I can now generate and live-edit 30s 1080p videos with 4.5s latency (video is in live speed)

A new system generates and edits 1080p video clips faster than you can watch them.

Deep Dive

The FastVideo team has unveiled a groundbreaking prototype that pushes AI video generation into near real-time, interactive territory. Building on their previous work generating 5-second clips faster than real-time, they've now chained these clips to create editable 30-second, 1080p scenes. The key breakthrough is the system's 4.5-second latency to the first frame, enabling a live-editing experience where users can modify video content through text prompts as it generates. This demo, running on a single NVIDIA B200 GPU, is a proof-of-concept for what the team calls 'zero-latency streaming'—where generation speed outpaces playback.

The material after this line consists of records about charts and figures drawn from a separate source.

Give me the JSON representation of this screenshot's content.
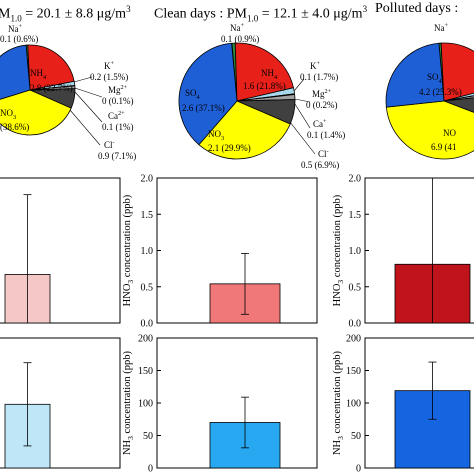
{
  "titles": {
    "all_prefix": "M",
    "all_sub": "1.0",
    "all_suffix": " = 20.1 ± 8.8 μg/m",
    "all_sup": "3",
    "clean_prefix": "Clean  days : PM",
    "clean_sub": "1.0",
    "clean_suffix": " = 12.1 ± 4.0 μg/m",
    "clean_sup": "3",
    "polluted_prefix": "Polluted days : "
  },
  "colors": {
    "na": "#2e8b3c",
    "nh4": "#e8201a",
    "k": "#a8d8ea",
    "mg": "#f2f2f2",
    "ca": "#a0a0a0",
    "cl": "#404040",
    "no3": "#ffff00",
    "so4": "#1f5fd6",
    "hno3_all": "#f5c8c8",
    "hno3_clean": "#f07878",
    "hno3_polluted": "#c0141c",
    "nh3_all": "#bfe6f7",
    "nh3_clean": "#28a8f0",
    "nh3_polluted": "#1565e0",
    "outline": "#000000"
  },
  "chart_data": [
    {
      "type": "pie",
      "panel": "all",
      "slices": [
        {
          "ion": "Na+",
          "value": 0.1,
          "label": "0.1 (0.6%)",
          "color_key": "na"
        },
        {
          "ion": "NH4+",
          "value": 2.8,
          "label": "2.8 (22.7%)",
          "color_key": "nh4"
        },
        {
          "ion": "K+",
          "value": 0.2,
          "label": "0.2 (1.5%)",
          "color_key": "k"
        },
        {
          "ion": "Mg2+",
          "value": 0.0,
          "label": "0 (0.1%)",
          "color_key": "mg"
        },
        {
          "ion": "Ca2+",
          "value": 0.1,
          "label": "0.1 (1%)",
          "color_key": "ca"
        },
        {
          "ion": "Cl-",
          "value": 0.9,
          "label": "0.9 (7.1%)",
          "color_key": "cl"
        },
        {
          "ion": "NO3-",
          "value": 4.8,
          "label": "(38.6%)",
          "color_key": "no3"
        },
        {
          "ion": "SO42-",
          "value": 3.5,
          "label": "",
          "color_key": "so4"
        }
      ],
      "percents": [
        0.6,
        22.7,
        1.5,
        0.1,
        1.0,
        7.1,
        38.6,
        28.4
      ]
    },
    {
      "type": "pie",
      "panel": "clean",
      "slices": [
        {
          "ion": "Na+",
          "value": 0.1,
          "label": "0.1 (0.9%)",
          "color_key": "na"
        },
        {
          "ion": "NH4+",
          "value": 1.6,
          "label": "1.6 (21.8%)",
          "color_key": "nh4"
        },
        {
          "ion": "K+",
          "value": 0.1,
          "label": "0.1 (1.7%)",
          "color_key": "k"
        },
        {
          "ion": "Mg2+",
          "value": 0.0,
          "label": "0 (0.2%)",
          "color_key": "mg"
        },
        {
          "ion": "Ca+",
          "value": 0.1,
          "label": "0.1 (1.4%)",
          "color_key": "ca"
        },
        {
          "ion": "Cl-",
          "value": 0.5,
          "label": "0.5 (6.9%)",
          "color_key": "cl"
        },
        {
          "ion": "NO3-",
          "value": 2.1,
          "label": "2.1 (29.9%)",
          "color_key": "no3"
        },
        {
          "ion": "SO42-",
          "value": 2.6,
          "label": "2.6 (37.1%)",
          "color_key": "so4"
        }
      ],
      "percents": [
        0.9,
        21.8,
        1.7,
        0.2,
        1.4,
        6.9,
        29.9,
        37.1
      ]
    },
    {
      "type": "pie",
      "panel": "polluted",
      "slices": [
        {
          "ion": "Na+",
          "value": 0.1,
          "label": "",
          "color_key": "na"
        },
        {
          "ion": "NH4+",
          "value": 3.6,
          "label": "",
          "color_key": "nh4"
        },
        {
          "ion": "K+",
          "value": 0.2,
          "label": "",
          "color_key": "k"
        },
        {
          "ion": "Mg2+",
          "value": 0.0,
          "label": "",
          "color_key": "mg"
        },
        {
          "ion": "Ca2+",
          "value": 0.2,
          "label": "",
          "color_key": "ca"
        },
        {
          "ion": "Cl-",
          "value": 1.2,
          "label": "",
          "color_key": "cl"
        },
        {
          "ion": "NO3-",
          "value": 6.9,
          "label": "6.9 (41",
          "color_key": "no3"
        },
        {
          "ion": "SO42-",
          "value": 4.2,
          "label": "4.2 (25.3%)",
          "color_key": "so4"
        }
      ],
      "percents": [
        0.6,
        21.7,
        1.3,
        0.1,
        1.0,
        7.5,
        42.5,
        25.3
      ]
    },
    {
      "type": "bar",
      "panel": "hno3-all",
      "value": 0.67,
      "error": 1.1,
      "ylim": [
        0,
        2.0
      ],
      "yticks": [
        "0.0",
        "0.5",
        "1.0",
        "1.5",
        "2.0"
      ],
      "ylabel": "",
      "color_key": "hno3_all"
    },
    {
      "type": "bar",
      "panel": "hno3-clean",
      "value": 0.54,
      "error": 0.42,
      "ylim": [
        0,
        2.0
      ],
      "yticks": [
        "0.0",
        "0.5",
        "1.0",
        "1.5",
        "2.0"
      ],
      "ylabel": "HNO3 concentration (ppb)",
      "color_key": "hno3_clean"
    },
    {
      "type": "bar",
      "panel": "hno3-polluted",
      "value": 0.81,
      "error": 1.2,
      "ylim": [
        0,
        2.0
      ],
      "yticks": [
        "0.0",
        "0.5",
        "1.0",
        "1.5",
        "2.0"
      ],
      "ylabel": "HNO3 concentration (ppb)",
      "color_key": "hno3_polluted"
    },
    {
      "type": "bar",
      "panel": "nh3-all",
      "value": 98,
      "error": 64,
      "ylim": [
        0,
        200
      ],
      "yticks": [
        "0",
        "50",
        "100",
        "150",
        "200"
      ],
      "ylabel": "",
      "color_key": "nh3_all"
    },
    {
      "type": "bar",
      "panel": "nh3-clean",
      "value": 70,
      "error": 39,
      "ylim": [
        0,
        200
      ],
      "yticks": [
        "0",
        "50",
        "100",
        "150",
        "200"
      ],
      "ylabel": "NH3 concentration (ppb)",
      "color_key": "nh3_clean"
    },
    {
      "type": "bar",
      "panel": "nh3-polluted",
      "value": 119,
      "error": 44,
      "ylim": [
        0,
        200
      ],
      "yticks": [
        "0",
        "50",
        "100",
        "150",
        "200"
      ],
      "ylabel": "NH3 concentration (ppb)",
      "color_key": "nh3_polluted"
    }
  ]
}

While the current implementation uses the notoriously tricky-to-prompt LTX-2 model, resulting in some janky visuals, the team emphasizes this is purely a demonstration of interactivity. The real significance lies in the architectural backbone, which will be open-sourced. FastVideo is actively working on support for consumer-grade hardware like the RTX 5090, aiming to democratize access. As more powerful open-source video models emerge, this framework could enable entirely new forms of live content creation, dynamic storytelling, and real-time visual collaboration, moving AI video from a batch-rendering process to an interactive medium.

Key Points
  • Generates first frame of a 1080p video in 4.5 seconds, enabling near real-time interaction.
  • Allows live-editing of a 30-second video scene via text prompts while it's generating.
  • Runs on a single NVIDIA B200 GPU with plans to open-source support for RTX 5090 cards.

Why It Matters

This shifts AI video from pre-rendered batches to an interactive, live medium for creators and professionals.